The Thorotrast lesion was an accumulation of macrophages between muscle fibers and adjacent to muscles (Figure 6C). The macrophages were filled with a tan, coarsely granular material. These macrophages were not associated with inflammation or fibrosis.

Soft tissue tumors of various types were associated with many of the implants. The tumors were classified histologically according to criteria of the Society of Toxicologic Pathologists (18) (Table 3). The most commonly found tumor types were malignant fibrous histiocytomas and fibrosarcomas. The three osteosarcomas were not associated with the skeleton. Although there was a higher number of fibrosarcomas in the Thorotrast-treated rats and a broader range of tumors in the DU-treated rats, we could not attribute a specific tumor type to a specific treatment. All of the tumors, however, were most likely derived from primitive mesenchymal stem cells (19).

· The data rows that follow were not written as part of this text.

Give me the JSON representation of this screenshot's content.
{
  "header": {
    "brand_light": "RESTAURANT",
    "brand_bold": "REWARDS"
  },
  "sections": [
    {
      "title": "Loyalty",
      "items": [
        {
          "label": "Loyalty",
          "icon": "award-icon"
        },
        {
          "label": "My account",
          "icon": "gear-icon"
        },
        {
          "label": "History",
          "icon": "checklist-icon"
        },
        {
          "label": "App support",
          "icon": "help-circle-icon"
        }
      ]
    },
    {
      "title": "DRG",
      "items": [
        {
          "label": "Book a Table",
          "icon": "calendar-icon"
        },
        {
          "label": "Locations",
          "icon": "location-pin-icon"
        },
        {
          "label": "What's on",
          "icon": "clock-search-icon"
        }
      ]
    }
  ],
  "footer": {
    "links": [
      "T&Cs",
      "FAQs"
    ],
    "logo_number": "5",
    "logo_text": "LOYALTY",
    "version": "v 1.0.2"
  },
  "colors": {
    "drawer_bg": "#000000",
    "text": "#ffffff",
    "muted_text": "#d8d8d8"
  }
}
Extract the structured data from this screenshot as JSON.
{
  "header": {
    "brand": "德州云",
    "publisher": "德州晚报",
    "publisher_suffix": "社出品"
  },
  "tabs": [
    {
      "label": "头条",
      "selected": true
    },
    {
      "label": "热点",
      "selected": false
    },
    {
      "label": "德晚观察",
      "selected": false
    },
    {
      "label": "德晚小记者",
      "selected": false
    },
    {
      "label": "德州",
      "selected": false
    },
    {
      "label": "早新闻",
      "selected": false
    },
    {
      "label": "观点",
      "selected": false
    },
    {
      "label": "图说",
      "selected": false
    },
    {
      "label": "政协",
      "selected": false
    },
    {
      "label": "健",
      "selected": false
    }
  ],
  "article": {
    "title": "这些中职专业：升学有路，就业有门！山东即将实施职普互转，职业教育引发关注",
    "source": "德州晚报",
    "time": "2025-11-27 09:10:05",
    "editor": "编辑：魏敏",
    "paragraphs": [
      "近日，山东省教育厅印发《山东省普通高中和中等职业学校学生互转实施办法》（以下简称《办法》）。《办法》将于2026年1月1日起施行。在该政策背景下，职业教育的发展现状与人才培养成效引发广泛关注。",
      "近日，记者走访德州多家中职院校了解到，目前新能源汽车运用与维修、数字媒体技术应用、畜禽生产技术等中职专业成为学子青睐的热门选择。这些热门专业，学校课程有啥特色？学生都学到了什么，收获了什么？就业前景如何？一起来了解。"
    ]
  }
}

All tumors were in the soft tissues of the hind legs, directly associated with the implanted DU or Ta fragments or the injected Thorotrast. Three tumors were localized to the wall of the fibrous capsules surrounding the implants. In other tumors, black shards, particles of implanted fragments, or Thorotrast-filled macrophages could be seen scattered through most of the tumor tissues. These histologic findings lend further credence to the association of the implants with the tumors.

Biologically, these tumors were moderately aggressive (Table 4). Many were growing rapidly, expanding in size from barely palpable to 3 or 4 cm in 2 weeks. However, none invaded bone and only one ulcerated the skin. One metastasized to an iliac lymph node and another metastasized widely. Twenty-nine of the 40 were large enough to result in euthanasia. The other 11 were discovered at necropsy or in tissue sections of the capsules surrounding the implants.

The incidence of the tumors increased in the rats with the largest DU implants when compared with the sham or foreign-body (Ta) controls (Figure 6). The difference was significant (p [less than or equal to] 0.028) with a Fischer's exact test. The radioactive-materials control animals, injected with Thorotrast, had a significant increase in number of tumors compared with the DU-implanted rats (p < 0.0014). In addition, there was a fragment size-related response in the DU-treated rats. The response could not be explained by physical surface area alone because the tumor incidence with the Ta implants of similar size was much lower. There was, however, a correlation with the initial surface alpha radioactivity (Figure 7). This initial activity was calculated from the physical characteristics of the DU fragments and the Thorotrast colloid. The injected colloid was considered a sphere for calculation purposes. Radiographs showed that the physical shape of the fragments and the colloid changed within 4 weeks after implantation. Thus, the surface alpha radioactivity changed with time as the shape of the implants changed.

[FIGURE 7 OMITTED]

Comparison of the radiographs of the DU-associated lesions with the histologic appearance of the lesions showed a correlation. After being implanted for a year or more, all of the DU fragments were enlarged and rounded in radiographic profile (Figure 8A). These features generally correlated with a dense, connective tissue capsule. However, disruption of the smooth-edge profile and focal loss of density in the DU fragment were associated with proliferative lesions or small tumors in the capsules (Figure 8B). Disintegration and breakup of the DU fragment were apparent on radiographs when frank tumors were present. On the histologic sections, black shards of DU could be seen throughout the tumor tissue (Figure 8C). These radiographic changes associated with the DU fragments may be important indicators of accompanying proliferative lesions and may have prognostic value in clinical evaluations.

[FIGURE 8 OMITTED]

The tumors in tissues not associated with the implant sites are noted in Table 5. There was no significant increase related to exposure in any tissue routinely sampled or in tissue samples when gross lesions were noted. An increased incidence of renal tumors was seen only in those rats with implants of DU. The incidence was not statistically significant, however, even when all groups implanted with DU fragments combined were compared with all three control groups (sham, Ta, Thorotrast) combined (p > 0.06 with Fischer's exact test). The renal tumors were classified as tubular cell adenoma (1), tubular cell adenocarcinoma (3), and sarcoma (1).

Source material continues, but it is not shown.